Why would a runner need extra iron?
A: There are multiple reasons why runners need more iron than the average person.
The first reason is the prominence in heel foot striking (yes runners yet another reason why form is so important!) When we heel foot strike, the increased impact stress can rupture red blood cells. Thus when these blood cells go to repair themselves we need more iron to make them complete to help with oxygen transfer. Studies have shown runners on average have a much lower iron count then swimmers and cyclists who have trained for the equivalent amount of hours.
Another major contributor to lower iron levels is the training effect running has on our blood plasma volume. When one endurance trains, we release hormones (mainly Arginine Vasopressin, Angiotensin, and Aldosterone). These hormones cause H2O reabsorption, Na+ reabsorption, and higher production of a carrier protein called Albumin. (Albumin is a blood transfer protein that stores minerals and is soluble in water) Within 8 days of a training program, the increased production of Albumin aids in an increase in blood plasma volume. All of this is a positive effect of endurance training. More plasma volume=more blood to deliver to working muscles and your brain making you a stronger, faster runner. More plasma volume, however also = the bodies’ need to produce more red blood cells to maintain Hematocrit levels. Since iron is essential to producing red blood cells runners tend to run through their iron stores faster than their less active friends, you can also find it in many supplements, try the tinnitus 911 review in the latest medical news
In other rarer instances, some runners may lose iron from intestinal bleeding caused by repetitive pounding and friction in the intestines from a bouncy stride or torso twisting while running (once again runners we are back to reasons why form is important!)
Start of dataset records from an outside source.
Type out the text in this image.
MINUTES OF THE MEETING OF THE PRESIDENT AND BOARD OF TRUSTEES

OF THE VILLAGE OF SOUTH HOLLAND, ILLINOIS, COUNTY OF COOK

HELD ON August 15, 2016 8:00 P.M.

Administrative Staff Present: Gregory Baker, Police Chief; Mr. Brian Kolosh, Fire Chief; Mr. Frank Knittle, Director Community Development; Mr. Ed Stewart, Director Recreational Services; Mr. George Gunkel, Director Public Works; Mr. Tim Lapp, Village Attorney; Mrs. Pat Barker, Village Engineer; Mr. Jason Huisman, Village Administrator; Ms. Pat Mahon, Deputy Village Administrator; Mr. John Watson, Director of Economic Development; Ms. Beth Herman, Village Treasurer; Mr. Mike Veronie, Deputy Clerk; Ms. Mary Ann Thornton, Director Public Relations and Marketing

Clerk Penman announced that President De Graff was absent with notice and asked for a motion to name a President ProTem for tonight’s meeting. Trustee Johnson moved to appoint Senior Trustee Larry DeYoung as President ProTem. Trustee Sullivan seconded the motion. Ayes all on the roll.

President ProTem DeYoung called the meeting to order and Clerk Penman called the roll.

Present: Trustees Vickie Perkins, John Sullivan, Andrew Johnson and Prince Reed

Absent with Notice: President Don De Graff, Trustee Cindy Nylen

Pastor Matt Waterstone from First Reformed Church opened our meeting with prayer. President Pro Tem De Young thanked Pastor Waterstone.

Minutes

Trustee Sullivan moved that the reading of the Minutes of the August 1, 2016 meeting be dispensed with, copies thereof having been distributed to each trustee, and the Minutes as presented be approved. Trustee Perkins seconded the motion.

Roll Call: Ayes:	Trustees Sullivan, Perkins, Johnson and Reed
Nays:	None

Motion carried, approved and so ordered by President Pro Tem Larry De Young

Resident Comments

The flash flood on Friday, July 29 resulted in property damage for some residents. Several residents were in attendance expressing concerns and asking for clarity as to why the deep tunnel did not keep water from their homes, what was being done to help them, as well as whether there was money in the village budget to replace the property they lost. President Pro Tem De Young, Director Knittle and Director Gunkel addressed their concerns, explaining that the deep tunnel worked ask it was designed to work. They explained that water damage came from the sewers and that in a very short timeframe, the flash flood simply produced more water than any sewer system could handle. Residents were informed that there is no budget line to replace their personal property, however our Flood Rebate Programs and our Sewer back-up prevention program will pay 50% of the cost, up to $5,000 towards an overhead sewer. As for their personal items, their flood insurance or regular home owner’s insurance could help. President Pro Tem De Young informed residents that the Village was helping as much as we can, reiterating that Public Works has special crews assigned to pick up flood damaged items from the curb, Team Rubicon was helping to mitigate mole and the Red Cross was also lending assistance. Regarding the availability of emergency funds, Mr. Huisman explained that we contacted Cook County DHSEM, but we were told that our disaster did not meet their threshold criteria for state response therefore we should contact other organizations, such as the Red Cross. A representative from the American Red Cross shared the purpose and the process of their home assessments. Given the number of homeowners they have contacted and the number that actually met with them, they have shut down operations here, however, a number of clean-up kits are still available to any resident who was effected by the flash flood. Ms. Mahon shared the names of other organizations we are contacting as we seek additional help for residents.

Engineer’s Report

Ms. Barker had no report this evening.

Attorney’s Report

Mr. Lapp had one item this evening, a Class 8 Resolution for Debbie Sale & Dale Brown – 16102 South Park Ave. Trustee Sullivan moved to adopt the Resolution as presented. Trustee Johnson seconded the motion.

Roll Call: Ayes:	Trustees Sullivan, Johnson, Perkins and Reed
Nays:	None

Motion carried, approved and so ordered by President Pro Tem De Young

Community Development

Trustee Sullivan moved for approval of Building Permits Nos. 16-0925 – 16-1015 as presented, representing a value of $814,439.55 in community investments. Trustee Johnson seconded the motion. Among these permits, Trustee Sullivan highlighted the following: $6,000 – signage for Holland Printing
For my runners in the PNW, low levels of vitamin d have often been connected to low iron levels. So while the average person is being told to avoid sun exposure and red meat; runners, you have a different prescription: get out for a run in the sun followed by a steak dinner! Check it out here.
WORD TO THE WISE: Just because you are a runner and live in Seattle doesn’t mean that you have low vitamin D and Iron levels. Before you start popping supplements take into account if you are feeling lethargic and tired more often than normal, then go to your doctor and get a blood test. While it could be very possible you are iron and/or vitamin d deficient you do not want to self-prescribe iron and vitamin d supplements. You could buy from Amazon anything the doctor might suggest, no need for expensive pharmacy prices. But beware, too much iron and vitamin D can also be toxic to the system. It is always best to get baseline blood levels once a year. The more often you do this the more you will learn about your own normal levels and how your body responds to supplements when needed, the men over 50 supplements they must have control of the supplement they consume. Besides, it is always better to get nutrients from food sources rather than through a pill.
Good sources of iron: Chicken Liver 12.8 mg, Fortified Oatmeal 10mg, Soybeans 8.8mg, Beef liver 7.5 mg, Oysters 4.5 mg, Beef 3.3mg, Spinach 3.2mg.